Module 6

Data integration

Lecture

Lab

scRNA-seq Dataset Integration

library(knitr)
opts_chunk$set(cache = TRUE, out.width='100%', fig.align = 'center')

Introduction

As more and more scRNA-seq datasets become available, carrying merged_seurat comparisons between them is key. There are two main approaches to comparing scRNASeq datasets. The first approach is “label-centric” which is focused on trying to identify equivalent cell-types/states across datasets by comparing individual cells or groups of cells. The other approach is “cross-dataset normalization” which attempts to computationally remove experiment-specific technical/biological effects so that data from multiple experiments can be combined and jointly analyzed.

The label-centric approach can be used with dataset with high-confidence cell-annotations, e.g. the Human Cell Atlas (HCA) (Regev2017-mw?) or the Tabula Muris (Quake2017?) once they are completed, to project cells or clusters from a new sample onto this reference to consider tissue composition and/or identify cells with novel/unknown identity. Conceptually, such projections are similar to the popular BLAST method (Altschul1990-ts?), which makes it possible to quickly find the closest match in a database for a newly identified nucleotide or amino acid sequence. The label-centric approach can also be used to compare datasets of similar biological origin collected by different labs to ensure that the annotation and the analysis is consistent.

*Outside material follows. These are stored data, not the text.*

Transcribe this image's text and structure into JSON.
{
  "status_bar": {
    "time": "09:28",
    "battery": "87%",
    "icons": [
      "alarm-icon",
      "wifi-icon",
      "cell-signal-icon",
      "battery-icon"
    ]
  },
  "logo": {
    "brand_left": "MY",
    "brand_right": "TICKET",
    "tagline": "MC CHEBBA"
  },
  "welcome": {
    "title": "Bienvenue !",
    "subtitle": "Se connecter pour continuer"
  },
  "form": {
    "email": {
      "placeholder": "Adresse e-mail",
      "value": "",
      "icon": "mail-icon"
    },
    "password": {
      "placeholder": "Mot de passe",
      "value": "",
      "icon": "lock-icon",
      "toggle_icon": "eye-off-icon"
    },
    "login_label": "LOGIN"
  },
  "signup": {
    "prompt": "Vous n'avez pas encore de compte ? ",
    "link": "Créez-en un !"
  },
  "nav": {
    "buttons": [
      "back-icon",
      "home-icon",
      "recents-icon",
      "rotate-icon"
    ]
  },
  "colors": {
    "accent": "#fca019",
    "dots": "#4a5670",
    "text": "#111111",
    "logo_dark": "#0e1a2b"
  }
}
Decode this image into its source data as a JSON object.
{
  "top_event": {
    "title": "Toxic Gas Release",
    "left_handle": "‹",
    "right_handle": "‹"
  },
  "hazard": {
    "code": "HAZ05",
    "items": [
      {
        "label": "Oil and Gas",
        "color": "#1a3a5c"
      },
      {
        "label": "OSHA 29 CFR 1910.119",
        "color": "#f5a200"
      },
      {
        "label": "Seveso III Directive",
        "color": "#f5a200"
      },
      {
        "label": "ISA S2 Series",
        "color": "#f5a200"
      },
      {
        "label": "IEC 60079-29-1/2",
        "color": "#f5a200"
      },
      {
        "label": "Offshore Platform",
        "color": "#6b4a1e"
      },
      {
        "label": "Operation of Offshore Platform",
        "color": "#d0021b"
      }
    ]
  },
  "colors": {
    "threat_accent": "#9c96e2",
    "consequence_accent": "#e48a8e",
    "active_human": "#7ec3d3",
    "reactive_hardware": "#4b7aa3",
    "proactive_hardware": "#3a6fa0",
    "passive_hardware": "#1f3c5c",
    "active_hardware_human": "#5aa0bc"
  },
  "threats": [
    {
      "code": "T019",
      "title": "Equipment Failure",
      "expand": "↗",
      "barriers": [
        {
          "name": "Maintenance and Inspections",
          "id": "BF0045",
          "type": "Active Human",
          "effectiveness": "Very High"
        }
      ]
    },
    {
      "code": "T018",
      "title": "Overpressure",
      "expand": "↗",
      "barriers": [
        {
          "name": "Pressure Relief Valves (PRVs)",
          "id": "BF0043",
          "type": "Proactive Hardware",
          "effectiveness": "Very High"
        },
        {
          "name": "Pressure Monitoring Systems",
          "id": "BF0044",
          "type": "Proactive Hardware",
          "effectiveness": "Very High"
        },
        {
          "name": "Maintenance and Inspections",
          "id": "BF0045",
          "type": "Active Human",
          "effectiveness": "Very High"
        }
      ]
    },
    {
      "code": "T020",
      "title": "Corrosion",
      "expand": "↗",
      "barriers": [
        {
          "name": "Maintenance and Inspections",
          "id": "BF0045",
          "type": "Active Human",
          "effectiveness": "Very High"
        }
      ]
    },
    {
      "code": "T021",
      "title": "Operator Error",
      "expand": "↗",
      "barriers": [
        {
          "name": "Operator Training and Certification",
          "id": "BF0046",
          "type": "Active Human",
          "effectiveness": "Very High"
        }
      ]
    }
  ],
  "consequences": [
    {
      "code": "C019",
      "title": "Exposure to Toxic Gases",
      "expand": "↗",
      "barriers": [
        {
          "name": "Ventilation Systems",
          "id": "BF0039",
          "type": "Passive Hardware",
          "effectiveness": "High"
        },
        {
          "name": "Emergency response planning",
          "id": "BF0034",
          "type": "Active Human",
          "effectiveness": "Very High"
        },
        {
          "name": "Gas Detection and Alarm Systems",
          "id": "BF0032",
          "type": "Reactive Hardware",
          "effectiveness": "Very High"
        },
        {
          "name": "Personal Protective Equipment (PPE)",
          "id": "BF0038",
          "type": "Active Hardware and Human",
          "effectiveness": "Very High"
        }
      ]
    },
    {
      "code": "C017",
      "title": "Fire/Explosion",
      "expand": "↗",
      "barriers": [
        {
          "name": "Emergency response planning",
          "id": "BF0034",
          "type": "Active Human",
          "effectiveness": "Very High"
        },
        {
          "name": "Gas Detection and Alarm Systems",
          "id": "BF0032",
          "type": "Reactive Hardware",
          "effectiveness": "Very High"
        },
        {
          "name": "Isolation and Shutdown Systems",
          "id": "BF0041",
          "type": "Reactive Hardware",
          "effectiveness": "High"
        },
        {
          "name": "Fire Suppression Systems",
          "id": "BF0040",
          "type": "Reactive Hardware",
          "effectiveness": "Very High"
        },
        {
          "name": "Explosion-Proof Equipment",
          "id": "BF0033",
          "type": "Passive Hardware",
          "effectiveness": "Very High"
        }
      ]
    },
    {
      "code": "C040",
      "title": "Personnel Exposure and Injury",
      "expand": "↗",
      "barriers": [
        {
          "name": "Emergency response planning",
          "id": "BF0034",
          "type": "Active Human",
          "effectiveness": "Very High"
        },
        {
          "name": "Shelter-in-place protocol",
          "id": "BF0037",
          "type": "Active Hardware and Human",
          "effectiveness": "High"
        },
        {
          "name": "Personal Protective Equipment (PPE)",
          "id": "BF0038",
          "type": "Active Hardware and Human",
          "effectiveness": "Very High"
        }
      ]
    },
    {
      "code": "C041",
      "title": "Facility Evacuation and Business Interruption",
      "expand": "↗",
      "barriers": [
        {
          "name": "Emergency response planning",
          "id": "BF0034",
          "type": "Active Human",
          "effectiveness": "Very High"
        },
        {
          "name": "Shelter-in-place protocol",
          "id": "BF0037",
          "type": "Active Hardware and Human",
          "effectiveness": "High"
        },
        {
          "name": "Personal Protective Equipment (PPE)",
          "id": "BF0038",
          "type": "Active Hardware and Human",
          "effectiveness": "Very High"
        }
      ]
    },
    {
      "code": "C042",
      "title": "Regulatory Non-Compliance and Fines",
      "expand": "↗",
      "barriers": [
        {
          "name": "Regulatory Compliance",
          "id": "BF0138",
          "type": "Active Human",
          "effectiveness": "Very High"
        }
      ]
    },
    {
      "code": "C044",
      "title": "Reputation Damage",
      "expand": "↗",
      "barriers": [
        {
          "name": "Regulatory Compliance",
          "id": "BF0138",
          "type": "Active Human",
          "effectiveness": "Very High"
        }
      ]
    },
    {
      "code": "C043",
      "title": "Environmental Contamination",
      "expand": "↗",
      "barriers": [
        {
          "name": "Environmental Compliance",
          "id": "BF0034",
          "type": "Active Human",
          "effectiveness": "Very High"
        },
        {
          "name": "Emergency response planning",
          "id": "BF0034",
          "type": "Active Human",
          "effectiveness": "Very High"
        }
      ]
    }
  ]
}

The cross-dataset normalization approach can also be used to compare datasets of similar biological origin, unlike the label-centric approach it enables the join analysis of multiple datasets to facilitate the identification of rare cell-types which may to too sparsely sampled in each individual dataset to be reliably detected. However, cross-dataset normalization is not applicable to very large and diverse references since it assumes a significant portion of the biological variablility in each of the datasets overlaps with others.

Let’s load all the necessary libraries:

library(Seurat) # CCA & RPCE integration
library(SeuratDisk)
library(SeuratWrappers)

library(patchwork) # pretty plots
library(harmony) # Harmony integration
library(rliger) # LIGER integration
library(reshape2) # convenient data manipulation
library(RColorBrewer) # colour schemes
library(dplyr)# convenient data manipulation
library(cowplot) # pretty plots
library(MultiPath) # optional for removing duplicate rows

Seurat v3, 3’ vs 5’ 10k PBMC

Let’s load the filtered Cell Ranger h5 matrices downloaded from 10x Genomics data repository. These can also be downloaded using the commands below.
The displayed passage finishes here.